General Discussion
In reply to the discussion: "there’s reason to believe the link between falling unemployment and rising wages has been severed" [View all]seabeckind
(1,957 posts)Those jobs that were lost in the local factory most times drove the entire economy within that area. Each factory job probably has a half dozen or so service jobs to help support that worker.
Auto dealers, repair shops, groceries, restaurants, etc.
Then there is the competition for labor in the area. If a worker has the talent to make more working in the steel mill, why would he work in a local foundry? That means the foundry has to pay more to get decent workers. But what happens if that steel mill closes? What pressure is on the foundry for wages and benefits?
Each entity in the supply chain has a dependency on a supply of resources which it then manipulates to send on to its consumers. It is both a supplier and a consumer.
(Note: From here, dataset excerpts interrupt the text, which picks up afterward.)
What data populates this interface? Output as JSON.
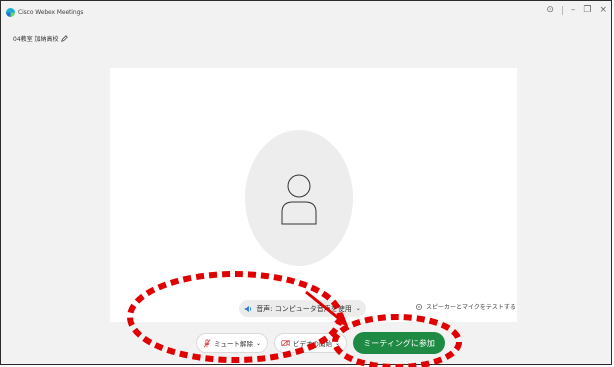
{
  "window": {
    "title": "Cisco Webex Meetings",
    "controls": [
      "⊙",
      "–",
      "❐",
      "×"
    ]
  },
  "meeting": {
    "name": "04教室 加納高校",
    "edit_icon": "pencil-icon"
  },
  "preview": {
    "avatar_icon": "person-silhouette-icon"
  },
  "audio": {
    "label": "音声: コンピュータ音声を使用",
    "dropdown_icon": "chevron-down-icon"
  },
  "speaker_test": {
    "label": "スピーカーとマイクをテストする",
    "icon": "speaker-gear-icon"
  },
  "controls": {
    "mute_label": "ミュート解除",
    "video_label": "ビデオの開始",
    "join_label": "ミーティングに参加"
  },
  "colors": {
    "join_green": "#1f8a44",
    "annotation_red": "#e00000",
    "mic_off_red": "#d63a3a"
  }
}
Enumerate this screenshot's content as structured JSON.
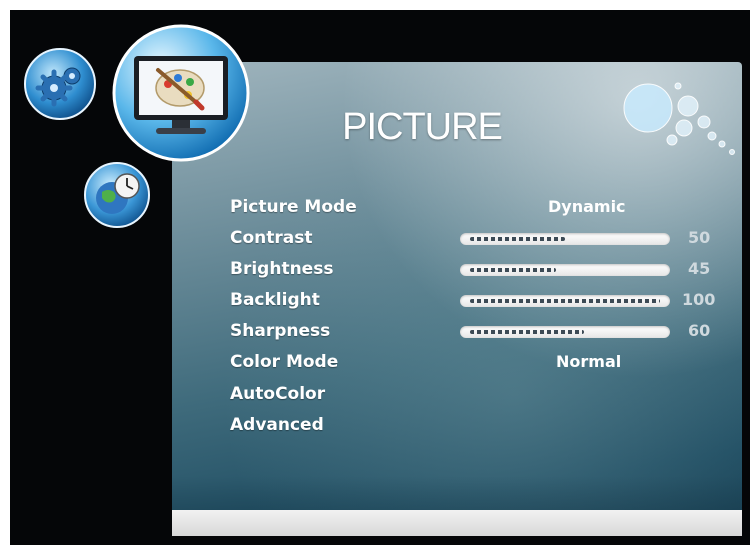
{
  "menu": {
    "title": "PICTURE",
    "items": [
      {
        "label": "Picture Mode",
        "value": "Dynamic"
      },
      {
        "label": "Contrast",
        "slider": 0.5,
        "number": "50"
      },
      {
        "label": "Brightness",
        "slider": 0.45,
        "number": "45"
      },
      {
        "label": "Backlight",
        "slider": 1.0,
        "number": "100"
      },
      {
        "label": "Sharpness",
        "slider": 0.6,
        "number": "60"
      },
      {
        "label": "Color Mode",
        "value": "Normal"
      },
      {
        "label": "AutoColor"
      },
      {
        "label": "Advanced"
      }
    ]
  },
  "icons": {
    "setup": "gear-icon",
    "picture": "monitor-palette-icon",
    "time": "globe-clock-icon",
    "decoration": "bubbles-icon"
  },
  "colors": {
    "panel_top": "#9fb4bd",
    "panel_bottom": "#183f52",
    "text": "#ffffff",
    "slider_track": "#ffffff"
  }
}
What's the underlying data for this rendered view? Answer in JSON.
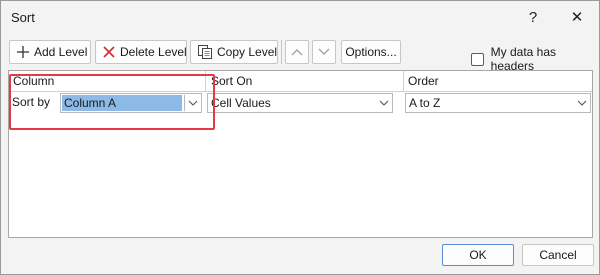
{
  "window": {
    "title": "Sort",
    "help": "?",
    "close": "✕"
  },
  "toolbar": {
    "add_level": "Add Level",
    "delete_level": "Delete Level",
    "copy_level": "Copy Level",
    "options": "Options...",
    "headers_label": "My data has headers",
    "headers_checked": false
  },
  "grid": {
    "headers": {
      "column": "Column",
      "sort_on": "Sort On",
      "order": "Order"
    },
    "rows": [
      {
        "label": "Sort by",
        "column": "Column A",
        "sort_on": "Cell Values",
        "order": "A to Z"
      }
    ]
  },
  "footer": {
    "ok": "OK",
    "cancel": "Cancel"
  },
  "colors": {
    "selection": "#8cb9e6",
    "highlight": "#e63946",
    "ok_border": "#5b8ed6"
  }
}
That entity on the consumer side of its equation wants to reduce that cost as much as possible. Labor is his supplier, as well as the materials they use. If the entity can get the labor force to bid for his job he can hold them hostage to his offers. He wants the individual workers to compete with the other workers for his jobs. And the more they compete the better off it is for him.
On his demand side for his product, he wants as little competition as possible. He wants to control the market...to get a corner. Then he can charge as much as the market can bear. And even worse for us, he can control the quality of the product also.
Hence the oligoply. They control the wages, they control the pricing.
I think that is what Reich was saying. That there is no longer a link between the labor supply and wages.